Financial industry groups are launching a broadside against an amendment to financial overhaul legislation that would empower bankruptcy judges to alter home mortgages.

The industry for years has fought against the policy, which it calls "cramdown", and argues that the change would hamper the housing market's ability to recover. Supporters, including a range of consumer advocacy groups, say it is a necessary shift to force mortgage lenders and servicers to rewrite the terms of mortgages and reduce the foreclosure rate.


The House earlier this year passed legislation on the bankruptcy provision, but the Senate fell 15 votes shy.

Consumer advocacy groups and labor unions, including the AFL-CIO, are strongly supporting the bankruptcy measure. Americans for Financial Reform, a group of 200 groups, is planning to send a letter on Wednesday in support of the measure.

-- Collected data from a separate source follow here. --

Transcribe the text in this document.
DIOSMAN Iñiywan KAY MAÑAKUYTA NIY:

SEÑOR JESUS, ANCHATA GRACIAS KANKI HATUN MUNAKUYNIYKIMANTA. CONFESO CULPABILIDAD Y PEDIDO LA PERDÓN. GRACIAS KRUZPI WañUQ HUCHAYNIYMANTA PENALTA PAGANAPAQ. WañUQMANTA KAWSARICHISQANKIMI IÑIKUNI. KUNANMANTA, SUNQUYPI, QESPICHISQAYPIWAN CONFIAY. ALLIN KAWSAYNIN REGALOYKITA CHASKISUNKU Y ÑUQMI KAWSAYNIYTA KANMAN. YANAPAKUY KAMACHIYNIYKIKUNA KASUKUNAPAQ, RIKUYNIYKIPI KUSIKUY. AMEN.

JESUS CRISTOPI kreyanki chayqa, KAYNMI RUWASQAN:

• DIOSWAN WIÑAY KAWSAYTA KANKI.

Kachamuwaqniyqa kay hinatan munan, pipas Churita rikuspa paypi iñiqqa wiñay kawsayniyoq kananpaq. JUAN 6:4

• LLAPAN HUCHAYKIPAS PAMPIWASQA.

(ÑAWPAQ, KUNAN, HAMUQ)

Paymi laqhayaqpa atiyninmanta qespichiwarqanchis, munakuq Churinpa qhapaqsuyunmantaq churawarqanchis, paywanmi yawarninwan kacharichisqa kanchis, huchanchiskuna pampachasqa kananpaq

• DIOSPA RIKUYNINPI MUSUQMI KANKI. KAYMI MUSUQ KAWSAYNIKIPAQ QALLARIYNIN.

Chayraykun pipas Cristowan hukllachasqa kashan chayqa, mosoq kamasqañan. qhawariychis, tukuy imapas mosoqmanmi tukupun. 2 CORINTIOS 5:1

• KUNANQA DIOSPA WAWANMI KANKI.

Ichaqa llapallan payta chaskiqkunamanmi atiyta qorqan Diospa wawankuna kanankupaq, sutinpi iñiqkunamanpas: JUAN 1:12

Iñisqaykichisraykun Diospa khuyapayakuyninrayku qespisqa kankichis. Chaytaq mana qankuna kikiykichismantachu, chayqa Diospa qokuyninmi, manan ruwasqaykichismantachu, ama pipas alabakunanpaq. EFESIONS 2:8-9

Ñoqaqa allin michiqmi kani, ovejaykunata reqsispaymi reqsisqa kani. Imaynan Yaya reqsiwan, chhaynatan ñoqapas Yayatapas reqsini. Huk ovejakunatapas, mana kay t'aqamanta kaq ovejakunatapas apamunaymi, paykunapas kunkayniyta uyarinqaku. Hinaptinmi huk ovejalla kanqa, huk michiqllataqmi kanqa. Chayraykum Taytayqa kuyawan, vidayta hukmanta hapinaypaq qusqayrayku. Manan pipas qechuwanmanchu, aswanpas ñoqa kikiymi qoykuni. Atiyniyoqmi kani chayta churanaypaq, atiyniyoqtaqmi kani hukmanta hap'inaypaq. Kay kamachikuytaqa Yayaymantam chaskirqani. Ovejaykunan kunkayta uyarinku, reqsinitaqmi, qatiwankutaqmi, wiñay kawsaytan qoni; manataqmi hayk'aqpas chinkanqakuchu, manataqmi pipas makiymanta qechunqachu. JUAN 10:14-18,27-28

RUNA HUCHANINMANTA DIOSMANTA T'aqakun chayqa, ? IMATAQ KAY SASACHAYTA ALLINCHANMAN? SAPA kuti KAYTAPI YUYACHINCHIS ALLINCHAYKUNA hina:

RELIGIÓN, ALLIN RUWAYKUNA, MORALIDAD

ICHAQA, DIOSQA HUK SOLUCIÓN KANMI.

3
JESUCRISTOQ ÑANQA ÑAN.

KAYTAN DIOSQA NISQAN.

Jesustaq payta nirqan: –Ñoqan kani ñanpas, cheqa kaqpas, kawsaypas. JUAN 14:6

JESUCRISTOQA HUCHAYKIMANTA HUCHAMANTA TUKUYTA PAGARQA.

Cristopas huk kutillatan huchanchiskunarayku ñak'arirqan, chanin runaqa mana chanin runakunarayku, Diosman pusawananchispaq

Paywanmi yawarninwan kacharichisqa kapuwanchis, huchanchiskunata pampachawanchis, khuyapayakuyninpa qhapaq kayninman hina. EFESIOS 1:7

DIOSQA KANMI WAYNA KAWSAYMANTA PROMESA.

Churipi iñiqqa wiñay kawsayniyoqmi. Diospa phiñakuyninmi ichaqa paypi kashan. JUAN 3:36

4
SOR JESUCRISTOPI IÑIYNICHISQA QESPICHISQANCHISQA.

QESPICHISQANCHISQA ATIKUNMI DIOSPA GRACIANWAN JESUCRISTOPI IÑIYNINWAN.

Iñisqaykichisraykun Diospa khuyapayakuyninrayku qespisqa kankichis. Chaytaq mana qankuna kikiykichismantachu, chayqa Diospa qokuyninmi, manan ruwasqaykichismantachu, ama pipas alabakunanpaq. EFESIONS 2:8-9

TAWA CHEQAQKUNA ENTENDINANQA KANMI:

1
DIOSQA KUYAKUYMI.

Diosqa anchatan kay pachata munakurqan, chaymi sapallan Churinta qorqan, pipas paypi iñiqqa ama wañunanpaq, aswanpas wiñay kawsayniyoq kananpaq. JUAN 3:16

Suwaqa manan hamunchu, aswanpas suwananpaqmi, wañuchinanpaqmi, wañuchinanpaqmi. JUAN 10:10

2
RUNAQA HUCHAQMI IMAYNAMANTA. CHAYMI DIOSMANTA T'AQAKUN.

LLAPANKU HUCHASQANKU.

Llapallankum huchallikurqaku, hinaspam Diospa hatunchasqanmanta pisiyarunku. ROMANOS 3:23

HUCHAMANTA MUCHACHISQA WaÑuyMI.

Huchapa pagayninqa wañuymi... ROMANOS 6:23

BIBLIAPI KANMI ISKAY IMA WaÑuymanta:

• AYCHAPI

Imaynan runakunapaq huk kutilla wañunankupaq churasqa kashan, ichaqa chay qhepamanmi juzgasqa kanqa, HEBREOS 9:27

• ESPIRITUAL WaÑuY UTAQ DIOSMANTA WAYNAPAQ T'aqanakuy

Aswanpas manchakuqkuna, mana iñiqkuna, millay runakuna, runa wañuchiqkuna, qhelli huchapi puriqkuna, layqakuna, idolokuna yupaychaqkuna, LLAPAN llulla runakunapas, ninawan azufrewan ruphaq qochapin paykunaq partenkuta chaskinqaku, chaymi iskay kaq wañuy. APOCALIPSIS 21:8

A wide range of financial industry interests is urging lawmakers to oppose the measure. "These provisions will harm the housing market, increase bankruptcy filings and abuse of the bankruptcy system, and increase the cost and availability of credit for new home buyers and those that want to refinance their mortgages," ten industry groups wrote on Tuesday.

The groups include American Bankers Association (ABA), Financial Services Roundtable, Independent Community Bankers of America (ICBA) and Securities Industry and Financial Markets Association (SIFMA).

The two main lobbying associations for credit unions are also pressing lawmakers to oppose the measure.

"This proposed amendment stands to have a detrimental impact on credit unions and the mortgage market and we cannot support it," the National Association of Federal Credit Unions (NAFCU) said in a letter.

The Credit Union National Association (CUNA) said in a letter that the amendment could lead it to oppose the broader financial regulatory bill.

"We are deeply concerned that consideration of the Conyers amendment could upset the balance that we feel has been achieved," in the overall bill, said Dan Mica, president of CUNA. "And its adoption as part of the legislation would force credit unions to strongly oppose the broader regulatory restructuring bill."